Au sein d’une société léthargique, Godzilla réapparait tandis que trois monstres gardiens se dressent contre lui.



Se rappeler pour se souvenir et agir avant de périr



Tomoyuki Tanaka (producteur de la série de films Godzilla) déclarait :



Godzilla est un animal sacré envoyé par les dieux pour annoncer aux
hommes d’aujourd’hui l’horreur de la guerre atomique.



Un propos teinté d’une peur qui semble faire écho avec celui du témoin du premier test atomique, le général Farrell :



Pareil à un avertissement du Jugement dernier, nous comprîmes que
nous avions eu, êtres infimes, l’audace sacrilège de toucher aux
forces jusqu’ici réservées au Tout-Puissant.



Pour toutes ces raisons, Godzilla demeurera à jamais une excellente incarnation de la terreur qu’inspire la bombe. Une terreur qui a parfois besoin d’un rappel puisque la paix est bien souvent la principale cause de l’amnésie collective.


Nous oublions et nous répétons nos erreurs. Tel est le cycle infernal de nos civilisations qui, au fil du temps, ne se souviennent plus et chutent en conséquence de leur ignorance. La narration met en place un procédé qui vise à mettre en scène l’oubli des civilisations pour les erreurs du passé. Car en 1954, la réponse à l’attaque de Godzilla fut un déploiement de toute la force moderne de l’Homme. Un arsenal technologique dont l’arrogance vacille dès le premier contact. Victoire de la Nature et défaite de l’Homme, l’humanité est menacée par une puissance née du feu de ses ravages en temps de guerre. Le monstre sera en un sens apaisé par un sacrifice.

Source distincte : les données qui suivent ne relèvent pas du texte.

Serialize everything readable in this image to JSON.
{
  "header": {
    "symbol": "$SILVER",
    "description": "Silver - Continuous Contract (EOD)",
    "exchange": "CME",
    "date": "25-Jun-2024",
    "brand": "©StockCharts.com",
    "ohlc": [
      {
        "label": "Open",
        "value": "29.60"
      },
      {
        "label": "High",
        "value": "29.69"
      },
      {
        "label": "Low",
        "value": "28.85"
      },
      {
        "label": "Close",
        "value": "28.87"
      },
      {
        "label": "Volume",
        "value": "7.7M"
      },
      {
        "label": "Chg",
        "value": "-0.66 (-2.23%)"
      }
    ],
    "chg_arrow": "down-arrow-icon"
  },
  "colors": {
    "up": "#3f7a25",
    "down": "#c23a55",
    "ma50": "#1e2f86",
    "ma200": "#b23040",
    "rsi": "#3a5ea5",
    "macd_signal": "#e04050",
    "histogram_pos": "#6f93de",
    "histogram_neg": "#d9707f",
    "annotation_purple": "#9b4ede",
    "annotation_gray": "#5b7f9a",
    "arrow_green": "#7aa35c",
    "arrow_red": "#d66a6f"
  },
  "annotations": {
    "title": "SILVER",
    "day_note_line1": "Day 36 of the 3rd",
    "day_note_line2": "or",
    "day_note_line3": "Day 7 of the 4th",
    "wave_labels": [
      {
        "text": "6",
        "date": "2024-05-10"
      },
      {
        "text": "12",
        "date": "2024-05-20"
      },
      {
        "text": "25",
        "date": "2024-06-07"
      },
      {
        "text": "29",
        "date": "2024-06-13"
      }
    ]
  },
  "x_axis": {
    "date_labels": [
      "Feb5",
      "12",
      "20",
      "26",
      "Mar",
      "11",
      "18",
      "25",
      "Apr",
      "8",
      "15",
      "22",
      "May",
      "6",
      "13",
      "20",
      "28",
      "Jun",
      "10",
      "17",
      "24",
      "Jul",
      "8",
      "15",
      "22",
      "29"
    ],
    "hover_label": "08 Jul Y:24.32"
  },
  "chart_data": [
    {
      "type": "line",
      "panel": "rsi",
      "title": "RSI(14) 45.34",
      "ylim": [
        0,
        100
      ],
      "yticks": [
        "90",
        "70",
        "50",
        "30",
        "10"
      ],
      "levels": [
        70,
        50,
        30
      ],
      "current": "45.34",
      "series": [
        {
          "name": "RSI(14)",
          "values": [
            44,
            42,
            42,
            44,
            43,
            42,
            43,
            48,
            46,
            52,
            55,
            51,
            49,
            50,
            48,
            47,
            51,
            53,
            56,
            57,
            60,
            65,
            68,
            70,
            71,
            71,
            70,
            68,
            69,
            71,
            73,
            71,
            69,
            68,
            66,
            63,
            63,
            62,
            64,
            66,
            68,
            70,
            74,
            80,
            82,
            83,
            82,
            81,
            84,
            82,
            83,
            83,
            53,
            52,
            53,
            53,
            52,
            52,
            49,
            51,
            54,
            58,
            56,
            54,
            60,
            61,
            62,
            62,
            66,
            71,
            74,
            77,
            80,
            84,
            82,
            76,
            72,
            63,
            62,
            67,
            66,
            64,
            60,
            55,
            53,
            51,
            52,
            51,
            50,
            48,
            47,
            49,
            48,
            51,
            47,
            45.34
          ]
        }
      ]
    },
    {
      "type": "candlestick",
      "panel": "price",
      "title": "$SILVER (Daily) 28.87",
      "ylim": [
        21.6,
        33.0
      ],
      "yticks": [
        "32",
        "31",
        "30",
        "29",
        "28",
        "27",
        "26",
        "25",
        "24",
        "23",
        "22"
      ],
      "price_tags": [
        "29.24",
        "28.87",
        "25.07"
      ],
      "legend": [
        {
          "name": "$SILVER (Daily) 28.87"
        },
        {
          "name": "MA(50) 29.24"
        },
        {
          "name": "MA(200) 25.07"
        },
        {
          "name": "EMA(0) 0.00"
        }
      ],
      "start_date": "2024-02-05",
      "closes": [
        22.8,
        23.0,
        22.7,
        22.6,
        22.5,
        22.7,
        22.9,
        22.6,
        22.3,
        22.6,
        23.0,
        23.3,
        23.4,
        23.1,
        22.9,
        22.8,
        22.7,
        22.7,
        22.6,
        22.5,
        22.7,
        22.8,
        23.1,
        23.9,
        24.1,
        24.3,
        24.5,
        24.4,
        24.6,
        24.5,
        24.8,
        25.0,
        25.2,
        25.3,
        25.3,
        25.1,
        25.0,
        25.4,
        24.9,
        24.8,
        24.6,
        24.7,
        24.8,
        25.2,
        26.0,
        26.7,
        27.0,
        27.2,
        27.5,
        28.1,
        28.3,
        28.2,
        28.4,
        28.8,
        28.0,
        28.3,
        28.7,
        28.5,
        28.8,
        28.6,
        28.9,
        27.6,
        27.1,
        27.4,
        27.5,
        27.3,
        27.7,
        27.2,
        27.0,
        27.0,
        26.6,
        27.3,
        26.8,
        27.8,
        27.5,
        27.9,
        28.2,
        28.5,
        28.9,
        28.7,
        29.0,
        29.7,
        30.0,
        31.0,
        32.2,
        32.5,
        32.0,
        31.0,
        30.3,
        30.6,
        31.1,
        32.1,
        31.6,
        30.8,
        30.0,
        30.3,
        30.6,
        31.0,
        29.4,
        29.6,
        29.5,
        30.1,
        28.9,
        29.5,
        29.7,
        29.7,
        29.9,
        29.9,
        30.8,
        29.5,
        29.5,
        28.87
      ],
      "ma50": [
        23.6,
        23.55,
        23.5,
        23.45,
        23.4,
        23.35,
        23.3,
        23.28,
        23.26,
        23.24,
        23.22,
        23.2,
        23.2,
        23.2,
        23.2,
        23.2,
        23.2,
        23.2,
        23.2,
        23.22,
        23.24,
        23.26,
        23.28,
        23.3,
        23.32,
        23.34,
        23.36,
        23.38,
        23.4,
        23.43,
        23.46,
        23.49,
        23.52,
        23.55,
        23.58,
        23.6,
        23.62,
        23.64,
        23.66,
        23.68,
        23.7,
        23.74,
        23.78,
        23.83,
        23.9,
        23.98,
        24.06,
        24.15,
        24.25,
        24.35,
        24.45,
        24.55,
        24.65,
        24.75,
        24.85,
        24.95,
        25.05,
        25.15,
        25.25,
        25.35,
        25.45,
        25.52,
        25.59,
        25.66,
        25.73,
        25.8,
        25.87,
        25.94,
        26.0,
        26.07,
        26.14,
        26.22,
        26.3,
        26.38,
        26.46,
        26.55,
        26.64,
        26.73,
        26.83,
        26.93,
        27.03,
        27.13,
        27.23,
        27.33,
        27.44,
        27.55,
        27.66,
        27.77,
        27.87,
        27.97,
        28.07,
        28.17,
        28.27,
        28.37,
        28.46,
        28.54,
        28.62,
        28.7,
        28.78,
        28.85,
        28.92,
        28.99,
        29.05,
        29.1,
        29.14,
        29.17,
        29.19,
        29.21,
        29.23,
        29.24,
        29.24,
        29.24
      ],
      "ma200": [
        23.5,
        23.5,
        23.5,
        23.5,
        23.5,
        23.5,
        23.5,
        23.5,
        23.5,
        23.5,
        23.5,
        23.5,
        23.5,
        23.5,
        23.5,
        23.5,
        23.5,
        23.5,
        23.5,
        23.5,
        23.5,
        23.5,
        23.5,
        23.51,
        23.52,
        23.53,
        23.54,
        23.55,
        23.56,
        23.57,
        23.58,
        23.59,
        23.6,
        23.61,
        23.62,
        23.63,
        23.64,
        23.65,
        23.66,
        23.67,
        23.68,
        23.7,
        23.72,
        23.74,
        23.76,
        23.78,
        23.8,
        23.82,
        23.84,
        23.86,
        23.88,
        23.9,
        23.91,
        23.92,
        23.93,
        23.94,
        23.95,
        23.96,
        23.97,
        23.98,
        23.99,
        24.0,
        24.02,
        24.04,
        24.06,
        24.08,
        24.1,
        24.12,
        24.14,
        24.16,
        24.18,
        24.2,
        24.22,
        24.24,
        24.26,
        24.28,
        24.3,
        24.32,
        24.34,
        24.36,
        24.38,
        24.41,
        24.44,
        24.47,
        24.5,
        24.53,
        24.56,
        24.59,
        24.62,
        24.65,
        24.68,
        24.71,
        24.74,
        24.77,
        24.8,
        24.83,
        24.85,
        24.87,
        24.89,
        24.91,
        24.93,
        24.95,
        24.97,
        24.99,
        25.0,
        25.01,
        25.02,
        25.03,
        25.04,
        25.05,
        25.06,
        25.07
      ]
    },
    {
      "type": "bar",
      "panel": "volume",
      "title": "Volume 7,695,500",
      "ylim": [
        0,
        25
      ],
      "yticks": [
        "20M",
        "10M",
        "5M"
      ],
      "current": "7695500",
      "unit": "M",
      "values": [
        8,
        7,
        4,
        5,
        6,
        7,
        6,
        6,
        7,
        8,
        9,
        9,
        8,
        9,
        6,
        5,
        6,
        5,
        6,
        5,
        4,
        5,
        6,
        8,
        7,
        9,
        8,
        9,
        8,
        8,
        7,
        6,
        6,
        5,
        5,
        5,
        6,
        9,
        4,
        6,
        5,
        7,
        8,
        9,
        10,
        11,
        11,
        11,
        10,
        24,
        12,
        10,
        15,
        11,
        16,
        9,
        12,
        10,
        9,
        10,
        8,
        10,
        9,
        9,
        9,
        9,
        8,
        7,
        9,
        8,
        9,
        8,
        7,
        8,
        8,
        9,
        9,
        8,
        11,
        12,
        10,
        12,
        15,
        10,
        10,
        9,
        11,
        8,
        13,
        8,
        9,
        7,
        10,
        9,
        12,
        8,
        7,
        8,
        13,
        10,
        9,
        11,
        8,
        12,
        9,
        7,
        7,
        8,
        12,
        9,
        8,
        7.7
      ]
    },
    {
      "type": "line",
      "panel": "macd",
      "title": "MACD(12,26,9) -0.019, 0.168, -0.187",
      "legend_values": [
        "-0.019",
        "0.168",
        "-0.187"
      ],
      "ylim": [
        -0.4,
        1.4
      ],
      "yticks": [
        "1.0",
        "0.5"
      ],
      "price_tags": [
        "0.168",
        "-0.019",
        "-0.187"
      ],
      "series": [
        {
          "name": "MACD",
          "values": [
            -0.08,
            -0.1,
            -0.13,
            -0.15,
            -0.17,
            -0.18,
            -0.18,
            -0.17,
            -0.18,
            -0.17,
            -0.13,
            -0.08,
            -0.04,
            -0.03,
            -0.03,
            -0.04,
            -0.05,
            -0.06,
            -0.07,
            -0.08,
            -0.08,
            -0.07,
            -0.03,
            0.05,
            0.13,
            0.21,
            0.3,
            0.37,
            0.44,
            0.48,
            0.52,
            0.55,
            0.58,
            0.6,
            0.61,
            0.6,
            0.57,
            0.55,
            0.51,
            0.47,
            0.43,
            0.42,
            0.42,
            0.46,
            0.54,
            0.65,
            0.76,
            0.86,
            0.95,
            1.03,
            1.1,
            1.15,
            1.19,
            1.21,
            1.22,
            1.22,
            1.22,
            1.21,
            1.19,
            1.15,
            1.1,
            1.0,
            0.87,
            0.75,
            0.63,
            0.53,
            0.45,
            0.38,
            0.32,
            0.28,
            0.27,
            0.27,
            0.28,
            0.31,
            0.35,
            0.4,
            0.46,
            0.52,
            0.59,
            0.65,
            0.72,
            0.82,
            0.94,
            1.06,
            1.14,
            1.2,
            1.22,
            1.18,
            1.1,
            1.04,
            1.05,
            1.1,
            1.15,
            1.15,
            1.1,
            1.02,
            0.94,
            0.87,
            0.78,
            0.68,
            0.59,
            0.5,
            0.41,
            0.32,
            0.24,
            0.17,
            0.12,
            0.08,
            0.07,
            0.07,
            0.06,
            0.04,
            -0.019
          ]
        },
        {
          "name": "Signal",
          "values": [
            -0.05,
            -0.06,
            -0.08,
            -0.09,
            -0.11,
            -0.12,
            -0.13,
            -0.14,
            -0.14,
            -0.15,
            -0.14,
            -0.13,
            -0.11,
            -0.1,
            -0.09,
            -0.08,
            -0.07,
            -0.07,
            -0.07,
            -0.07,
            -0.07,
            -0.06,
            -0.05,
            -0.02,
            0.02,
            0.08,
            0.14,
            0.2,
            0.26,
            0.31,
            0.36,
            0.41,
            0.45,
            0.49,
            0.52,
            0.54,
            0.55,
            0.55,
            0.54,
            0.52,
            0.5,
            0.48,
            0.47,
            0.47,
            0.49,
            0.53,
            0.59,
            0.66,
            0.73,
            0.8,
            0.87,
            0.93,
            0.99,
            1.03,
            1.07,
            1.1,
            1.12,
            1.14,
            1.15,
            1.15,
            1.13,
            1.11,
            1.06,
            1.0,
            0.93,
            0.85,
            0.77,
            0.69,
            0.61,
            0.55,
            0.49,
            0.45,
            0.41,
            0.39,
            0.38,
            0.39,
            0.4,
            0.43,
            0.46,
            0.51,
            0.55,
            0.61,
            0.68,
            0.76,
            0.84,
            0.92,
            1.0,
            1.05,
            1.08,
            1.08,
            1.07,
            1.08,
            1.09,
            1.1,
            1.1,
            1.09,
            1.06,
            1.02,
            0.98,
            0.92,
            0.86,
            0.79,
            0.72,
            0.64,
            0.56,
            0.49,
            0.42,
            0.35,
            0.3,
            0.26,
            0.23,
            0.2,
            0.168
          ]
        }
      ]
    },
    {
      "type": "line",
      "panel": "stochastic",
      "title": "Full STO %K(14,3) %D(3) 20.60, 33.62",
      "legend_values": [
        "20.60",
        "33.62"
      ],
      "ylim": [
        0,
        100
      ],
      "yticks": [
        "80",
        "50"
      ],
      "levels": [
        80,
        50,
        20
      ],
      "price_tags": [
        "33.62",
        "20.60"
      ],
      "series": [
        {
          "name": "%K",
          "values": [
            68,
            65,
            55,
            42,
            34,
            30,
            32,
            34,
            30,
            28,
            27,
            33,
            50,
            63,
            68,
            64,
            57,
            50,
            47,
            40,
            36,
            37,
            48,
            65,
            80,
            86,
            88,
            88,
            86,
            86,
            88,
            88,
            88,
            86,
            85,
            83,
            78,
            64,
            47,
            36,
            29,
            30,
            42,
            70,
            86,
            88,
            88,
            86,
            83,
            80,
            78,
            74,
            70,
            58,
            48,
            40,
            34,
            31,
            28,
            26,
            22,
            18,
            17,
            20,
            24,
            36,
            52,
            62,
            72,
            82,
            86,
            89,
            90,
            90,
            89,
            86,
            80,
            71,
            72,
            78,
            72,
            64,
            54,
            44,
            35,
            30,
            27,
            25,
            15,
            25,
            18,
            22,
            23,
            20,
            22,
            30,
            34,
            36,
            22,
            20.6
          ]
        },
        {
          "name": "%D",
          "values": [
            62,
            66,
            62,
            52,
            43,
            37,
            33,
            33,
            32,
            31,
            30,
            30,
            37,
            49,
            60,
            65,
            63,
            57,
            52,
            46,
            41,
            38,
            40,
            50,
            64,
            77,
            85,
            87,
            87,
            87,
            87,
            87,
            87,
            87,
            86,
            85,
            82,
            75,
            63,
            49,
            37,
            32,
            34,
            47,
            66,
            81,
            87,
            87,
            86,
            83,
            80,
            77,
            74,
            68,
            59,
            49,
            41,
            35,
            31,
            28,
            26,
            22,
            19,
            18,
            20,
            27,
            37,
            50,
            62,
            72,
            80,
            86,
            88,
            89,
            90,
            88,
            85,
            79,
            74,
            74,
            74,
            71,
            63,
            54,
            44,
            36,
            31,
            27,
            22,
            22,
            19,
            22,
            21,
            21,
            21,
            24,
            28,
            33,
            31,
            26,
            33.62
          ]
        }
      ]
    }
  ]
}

Quelques décennies s’écoulent et l’Homme vaincu se pavane pourtant en héros tueur de monstres : la nation japonaise vit dans l’ignorance à tel point qu’elle renie l’existence de Godzilla, des voyous iconoclastes profanent les objets sacrés, l’irrespect pour les sacrifiés de la guerre est assumé. Et sur ce point, Godzilla est plus que jamais présenté comme un dieu colérique qui vient punir l’humanité en infligeant des calamités.



L’Homme et le Monstre



Ce nouveau retour de Godzilla n’obéit pas qu’à des objectifs commerciaux. On ne le répètera jamais assez, mais l’immortalité des monstres au cinéma n’est pas étrangère aux tendances du moment chez la mentalité nippon. Indéniablement, le monstre est associé à un axiome culturel ou religieux.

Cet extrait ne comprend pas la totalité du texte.